Es spürt Aufregung oder Ärger der Mutter über deren schnellen Herzschlag, über die Veränderungen ihres Blutdrucks und die ansteigende Muskelspannung, aber auch die über die Anspannung ihrer Bauchdecke und der Gebärmutter. Durch die Nabelschnur wird auch sein Kreislauf mit Cortisol überschwemmt und dann produziert das Baby als Antwort auf diese Empfindungen, die in ihm Angst auslösen auch eigenes Cortisol. Durch ihre entspannten oder gehetzten Bewegungen, die Geräusche der Außenwelt von Gesang und Musik bis hin zu Verkehrs- oder Maschinenlärm, durch ihre gelassenen oder ärgerlichen Gespräche bildet es seine ersten Lernerfahrungen und neuronalen Netze für Sicherheit und Geborgenheit.

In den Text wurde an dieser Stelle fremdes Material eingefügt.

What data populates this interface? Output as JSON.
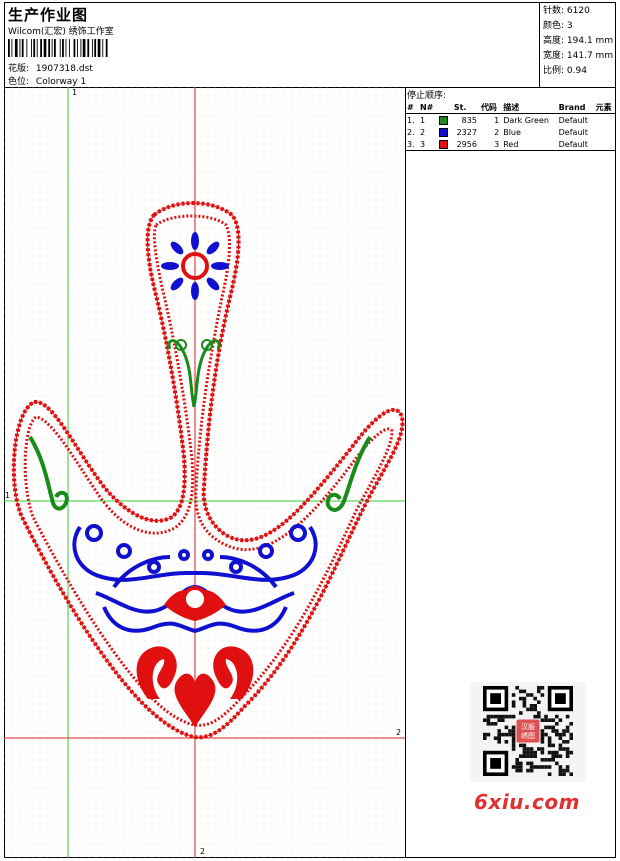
{
  "header": {
    "title": "生产作业图",
    "company": "Wilcom(汇宏) 绣饰工作室",
    "design_label": "花版:",
    "design_file": "1907318.dst",
    "colorway_label": "色位:",
    "colorway": "Colorway 1"
  },
  "stats": {
    "stitches_label": "针数:",
    "stitches": "6120",
    "colors_label": "颜色:",
    "colors": "3",
    "height_label": "高度:",
    "height": "194.1 mm",
    "width_label": "宽度:",
    "width": "141.7 mm",
    "scale_label": "比例:",
    "scale": "0.94"
  },
  "stop_sequence": {
    "title": "停止顺序:",
    "columns": [
      "#",
      "N#",
      "St.",
      "代码",
      "描述",
      "Brand",
      "元素"
    ],
    "rows": [
      {
        "index": "1.",
        "n": "1",
        "color": "#1a8a1a",
        "stitches": "835",
        "code": "1",
        "desc": "Dark Green",
        "brand": "Default",
        "element": ""
      },
      {
        "index": "2.",
        "n": "2",
        "color": "#1010d0",
        "stitches": "2327",
        "code": "2",
        "desc": "Blue",
        "brand": "Default",
        "element": ""
      },
      {
        "index": "3.",
        "n": "3",
        "color": "#e01010",
        "stitches": "2956",
        "code": "3",
        "desc": "Red",
        "brand": "Default",
        "element": ""
      }
    ]
  },
  "guides": {
    "v_green": "1",
    "h_green": "1",
    "v_red": "2",
    "h_red": "2"
  },
  "watermark": {
    "text": "6xiu.com",
    "qr_badge": "汉服\n绣图"
  },
  "colors": {
    "green_thread": "#1a8a1a",
    "blue_thread": "#1010d0",
    "red_thread": "#e01010",
    "guide_green": "#33cc33",
    "guide_red": "#dd2222"
  }
}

Je nach Ausmaß der Unruhe und Aktivität der Mutter, je nach den Fähigkeiten des Paares, gegenseitig für Sicherheit,
Entspannung und Liebe über die Ko-Regulation zu sorgen, kann es sein, dass die sympathische Erregung über Adrenalin und Cortisol die Erfahrung von Sicherheit weitgehend verhindert. Das
ungeboerene Baby kann dann evtl. nicht die nötige Ruhe und Sicherheit in der Stimme der Mutter oder des Vaters finden, evtl auch nicht sich am ruhigen Herzschlag der Mutter beruhigen. Wenn ihm
die Sicherheitserfahrungen aus der Körpersprache der Mutter fehlen, kann es bereits im Mutterleib nicht mehr genügend Ruhe finden und sich regulieren lernen. Zahlreiche Untersuchungen der letzten
20 Jahre bestätigen eine zunehmende Tendenz solcher Erfahrungen von Ungeborenen während der Schwangerschaft.

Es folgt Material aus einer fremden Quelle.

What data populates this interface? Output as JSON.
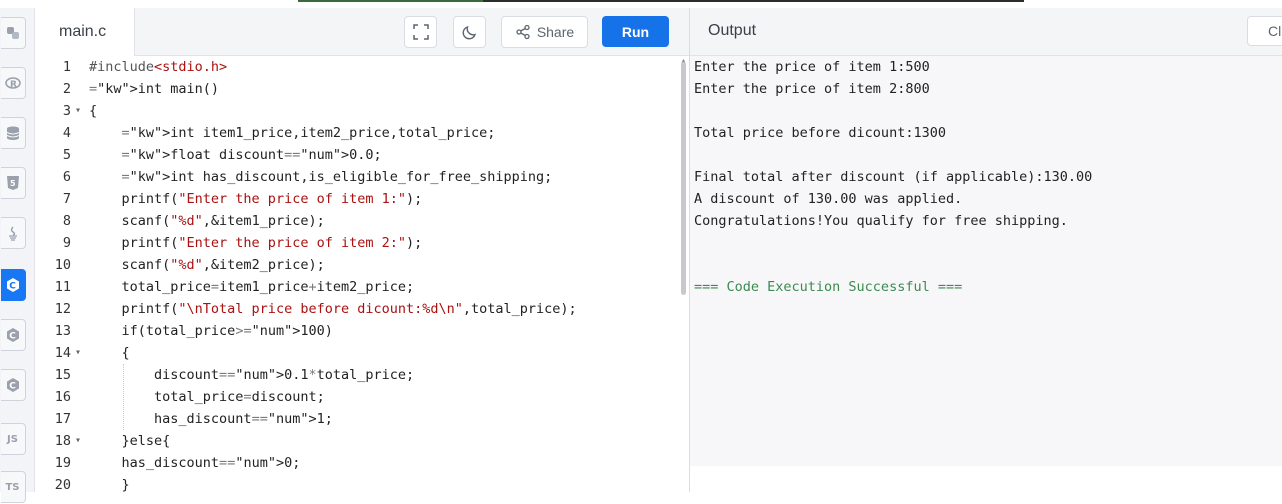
{
  "rail": {
    "items": [
      {
        "name": "python-icon",
        "active": false
      },
      {
        "name": "r-icon",
        "active": false
      },
      {
        "name": "sql-icon",
        "active": false
      },
      {
        "name": "html5-icon",
        "active": false
      },
      {
        "name": "java-icon",
        "active": false
      },
      {
        "name": "c-icon",
        "active": true
      },
      {
        "name": "cpp-icon",
        "active": false
      },
      {
        "name": "csharp-icon",
        "active": false
      },
      {
        "name": "js-icon",
        "label": "JS",
        "active": false
      },
      {
        "name": "ts-icon",
        "label": "TS",
        "active": false
      }
    ]
  },
  "editor": {
    "file_name": "main.c",
    "share_label": "Share",
    "run_label": "Run",
    "lines": [
      {
        "n": "1",
        "fold": "",
        "text": "#include<stdio.h>"
      },
      {
        "n": "2",
        "fold": "",
        "text": "int main()"
      },
      {
        "n": "3",
        "fold": "▾",
        "text": "{"
      },
      {
        "n": "4",
        "fold": "",
        "text": "    int item1_price,item2_price,total_price;"
      },
      {
        "n": "5",
        "fold": "",
        "text": "    float discount=0.0;"
      },
      {
        "n": "6",
        "fold": "",
        "text": "    int has_discount,is_eligible_for_free_shipping;"
      },
      {
        "n": "7",
        "fold": "",
        "text": "    printf(\"Enter the price of item 1:\");"
      },
      {
        "n": "8",
        "fold": "",
        "text": "    scanf(\"%d\",&item1_price);"
      },
      {
        "n": "9",
        "fold": "",
        "text": "    printf(\"Enter the price of item 2:\");"
      },
      {
        "n": "10",
        "fold": "",
        "text": "    scanf(\"%d\",&item2_price);"
      },
      {
        "n": "11",
        "fold": "",
        "text": "    total_price=item1_price+item2_price;"
      },
      {
        "n": "12",
        "fold": "",
        "text": "    printf(\"\\nTotal price before dicount:%d\\n\",total_price);"
      },
      {
        "n": "13",
        "fold": "",
        "text": "    if(total_price>100)"
      },
      {
        "n": "14",
        "fold": "▾",
        "text": "    {"
      },
      {
        "n": "15",
        "fold": "",
        "text": "        discount=0.1*total_price;"
      },
      {
        "n": "16",
        "fold": "",
        "text": "        total_price=discount;"
      },
      {
        "n": "17",
        "fold": "",
        "text": "        has_discount=1;"
      },
      {
        "n": "18",
        "fold": "▾",
        "text": "    }else{"
      },
      {
        "n": "19",
        "fold": "",
        "text": "    has_discount=0;"
      },
      {
        "n": "20",
        "fold": "",
        "text": "    }"
      }
    ]
  },
  "output": {
    "title": "Output",
    "clear_label": "Cl",
    "lines": [
      {
        "text": "Enter the price of item 1:500",
        "success": false
      },
      {
        "text": "Enter the price of item 2:800",
        "success": false
      },
      {
        "text": "",
        "success": false
      },
      {
        "text": "Total price before dicount:1300",
        "success": false
      },
      {
        "text": "",
        "success": false
      },
      {
        "text": "Final total after discount (if applicable):130.00",
        "success": false
      },
      {
        "text": "A discount of 130.00 was applied.",
        "success": false
      },
      {
        "text": "Congratulations!You qualify for free shipping.",
        "success": false
      },
      {
        "text": "",
        "success": false
      },
      {
        "text": "",
        "success": false
      },
      {
        "text": "=== Code Execution Successful ===",
        "success": true
      }
    ]
  },
  "colors": {
    "accent": "#1672e8",
    "success": "#3c8a4e",
    "keyword": "#1a1aa6",
    "string": "#aa1111"
  }
}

Aus diesen Gründen ist es wichtig für werdende bzw. frischgebackenen Eltern, die entsprecheden Informationen über diese Zusammenhänge sowie praktische Fähigkeiten zu ihrer eigenen Entspannung und Regulation zu erwerbenn. Dem widme ich mich seit mehreren Jahren im Rahmen der Entwicklungsbegleitung für Babys und Eltern bzw. im Elterncoaching.